生のみ生のままで 上

生のみ生のままで 上

綿矢 りさ

出版社:集英社 出版年月日:2019/06/26

集英社 | 2019/06/26

3.75
本棚登録:6人

みんなの感想

感想

綿矢りさの新作と聞いて手に取りました。正直、期待値は高かったんですが、それを軽く上回る仕上がりだと感じます。 女性同士の恋愛を描いた作品ですが、単なる恋愛小説ではなく、人間関係の複雑さや心理の揺らぎを丁寧に掘り下げているところが素晴らしい。主人公・逢衣の内面の変化が繊細に描写されていて、読み進めるにつれ引き込まれていきました。 特に印象的なのは、彼女との関係から彩夏へと心が移っていくプロセスです。理屈ではなく、感情と肉体の反応で揺さぶられていく様子がリアルに伝わってきます。綿矢さんの描写力の高さを改めて実感しました。 ただ上巻という形なので、どうしても続きが気になってしまう終わり方なんですよね。早く下巻を読みたいという気持ちと、この緊張感を保ったままにしておきたいという気持ちが葛藤しています。新社会人として忙しい日々ですが、これはぜひ近いうちに読み進めたい一冊です。

感想

綿矢りさの新作ということで、期待値高めで手に取りました。女性同士の恋愛を描いた作品は近年増えていますが、本作がどのような切り口を提示するのか興味がありました。 読んでみた感想としては、描写の鮮烈さは確かに魅力的です。二人の関係性の変化や身体的な接近が丁寧に描かれており、その部分の文学性は高いと感じます。ただ、ストーリー全体としての推進力や、登場人物たちの内面的葛藤の深掘りという点では、少し物足りなさが残りました。 エンジニアという職業柄、論理的な構成を求めてしまう癖があるのですが、キャラクターの行動動機や関係性の展開がやや唐突に感じられた場面もあります。「上」ということで続編があるのでしょうが、この巻単体では完結度が低く、判断を保留せざるを得ません。 綿矢りさの実力は疑いようもありませんが、本作に限っては及第点といったところ。続きを読むか検討中です。

感想

綿矢りさの新作とあって、さっそく手に取ってみました。
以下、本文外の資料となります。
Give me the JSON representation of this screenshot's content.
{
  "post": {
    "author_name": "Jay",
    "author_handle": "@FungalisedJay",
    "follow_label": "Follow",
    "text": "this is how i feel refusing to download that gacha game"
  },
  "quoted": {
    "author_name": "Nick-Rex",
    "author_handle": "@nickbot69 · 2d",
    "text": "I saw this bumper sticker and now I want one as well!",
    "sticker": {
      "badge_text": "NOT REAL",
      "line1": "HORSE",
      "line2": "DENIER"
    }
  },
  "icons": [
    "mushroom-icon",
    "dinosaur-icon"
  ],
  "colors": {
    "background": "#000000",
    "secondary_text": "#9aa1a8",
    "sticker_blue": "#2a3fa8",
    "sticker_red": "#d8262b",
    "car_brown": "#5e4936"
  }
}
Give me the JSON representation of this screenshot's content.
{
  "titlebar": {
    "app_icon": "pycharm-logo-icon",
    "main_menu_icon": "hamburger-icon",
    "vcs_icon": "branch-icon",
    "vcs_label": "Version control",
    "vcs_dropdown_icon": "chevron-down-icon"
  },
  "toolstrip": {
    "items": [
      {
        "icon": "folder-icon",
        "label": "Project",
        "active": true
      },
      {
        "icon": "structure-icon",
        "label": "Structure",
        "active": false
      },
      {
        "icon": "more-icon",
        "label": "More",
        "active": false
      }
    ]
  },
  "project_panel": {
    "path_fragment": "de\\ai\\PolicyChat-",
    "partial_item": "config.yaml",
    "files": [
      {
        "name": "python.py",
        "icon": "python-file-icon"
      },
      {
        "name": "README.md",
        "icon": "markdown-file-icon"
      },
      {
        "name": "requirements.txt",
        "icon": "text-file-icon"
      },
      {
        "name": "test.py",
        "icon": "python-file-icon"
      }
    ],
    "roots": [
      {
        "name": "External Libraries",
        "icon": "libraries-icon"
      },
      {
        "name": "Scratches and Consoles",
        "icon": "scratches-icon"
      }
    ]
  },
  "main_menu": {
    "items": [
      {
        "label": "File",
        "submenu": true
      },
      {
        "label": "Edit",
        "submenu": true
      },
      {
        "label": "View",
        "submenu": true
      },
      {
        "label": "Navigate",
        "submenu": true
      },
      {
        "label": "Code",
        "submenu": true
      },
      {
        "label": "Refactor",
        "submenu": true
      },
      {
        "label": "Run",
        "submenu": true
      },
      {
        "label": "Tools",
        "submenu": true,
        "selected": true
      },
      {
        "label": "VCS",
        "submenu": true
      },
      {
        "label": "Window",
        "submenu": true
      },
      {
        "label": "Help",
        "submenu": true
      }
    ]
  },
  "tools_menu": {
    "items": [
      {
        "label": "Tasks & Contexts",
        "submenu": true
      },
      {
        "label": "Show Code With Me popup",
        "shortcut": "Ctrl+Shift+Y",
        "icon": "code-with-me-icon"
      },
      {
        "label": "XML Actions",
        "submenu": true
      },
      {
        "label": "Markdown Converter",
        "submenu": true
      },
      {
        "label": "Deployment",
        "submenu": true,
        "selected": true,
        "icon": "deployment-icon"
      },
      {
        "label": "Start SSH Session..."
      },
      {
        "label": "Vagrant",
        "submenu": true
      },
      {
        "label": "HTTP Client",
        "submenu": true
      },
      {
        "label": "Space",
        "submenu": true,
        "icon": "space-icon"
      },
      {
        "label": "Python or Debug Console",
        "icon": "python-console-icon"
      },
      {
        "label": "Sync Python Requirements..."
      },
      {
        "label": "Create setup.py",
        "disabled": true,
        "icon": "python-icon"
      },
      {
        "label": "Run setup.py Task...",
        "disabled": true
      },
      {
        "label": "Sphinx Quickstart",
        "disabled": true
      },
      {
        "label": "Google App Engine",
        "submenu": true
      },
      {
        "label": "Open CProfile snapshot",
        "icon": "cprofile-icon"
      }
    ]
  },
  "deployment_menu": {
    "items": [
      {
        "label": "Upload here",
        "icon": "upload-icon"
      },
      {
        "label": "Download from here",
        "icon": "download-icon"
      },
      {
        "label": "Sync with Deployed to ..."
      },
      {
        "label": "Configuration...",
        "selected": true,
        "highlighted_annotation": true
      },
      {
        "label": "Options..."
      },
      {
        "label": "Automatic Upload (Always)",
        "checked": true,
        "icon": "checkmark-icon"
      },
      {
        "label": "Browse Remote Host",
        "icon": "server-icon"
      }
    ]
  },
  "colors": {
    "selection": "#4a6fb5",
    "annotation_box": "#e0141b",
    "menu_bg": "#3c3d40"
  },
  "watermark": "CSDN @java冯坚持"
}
80歳になると、こうした最新の話題作がどんなものか、やはり気になるものです。 女性同士の恋愛を描いた作品というのは、今の文学界でも話題性が高いようですね。この作品も、そうした現代的なテーマを扱いながら、人間関係の微妙な心理描写が実に丁寧です。初対面での違和感から、やがて深まっていく二人の関係性を追うことで、読者は自然と物語に引き込まれていく。綿矢りさの筆力はやはり確かなものです。 長年、商売をやってきた経験からすると、人と人の関係というのはいつでも複雑で予測不可能なものです。この小説もそうした人間の本質的な部分に切り込んでいるように感じます。若い読者ばかりでなく、人生経験を積んだ世代にも十分に読み応えがある作品だと思いますね。上巻ということで、下巻も楽しみにしているところです。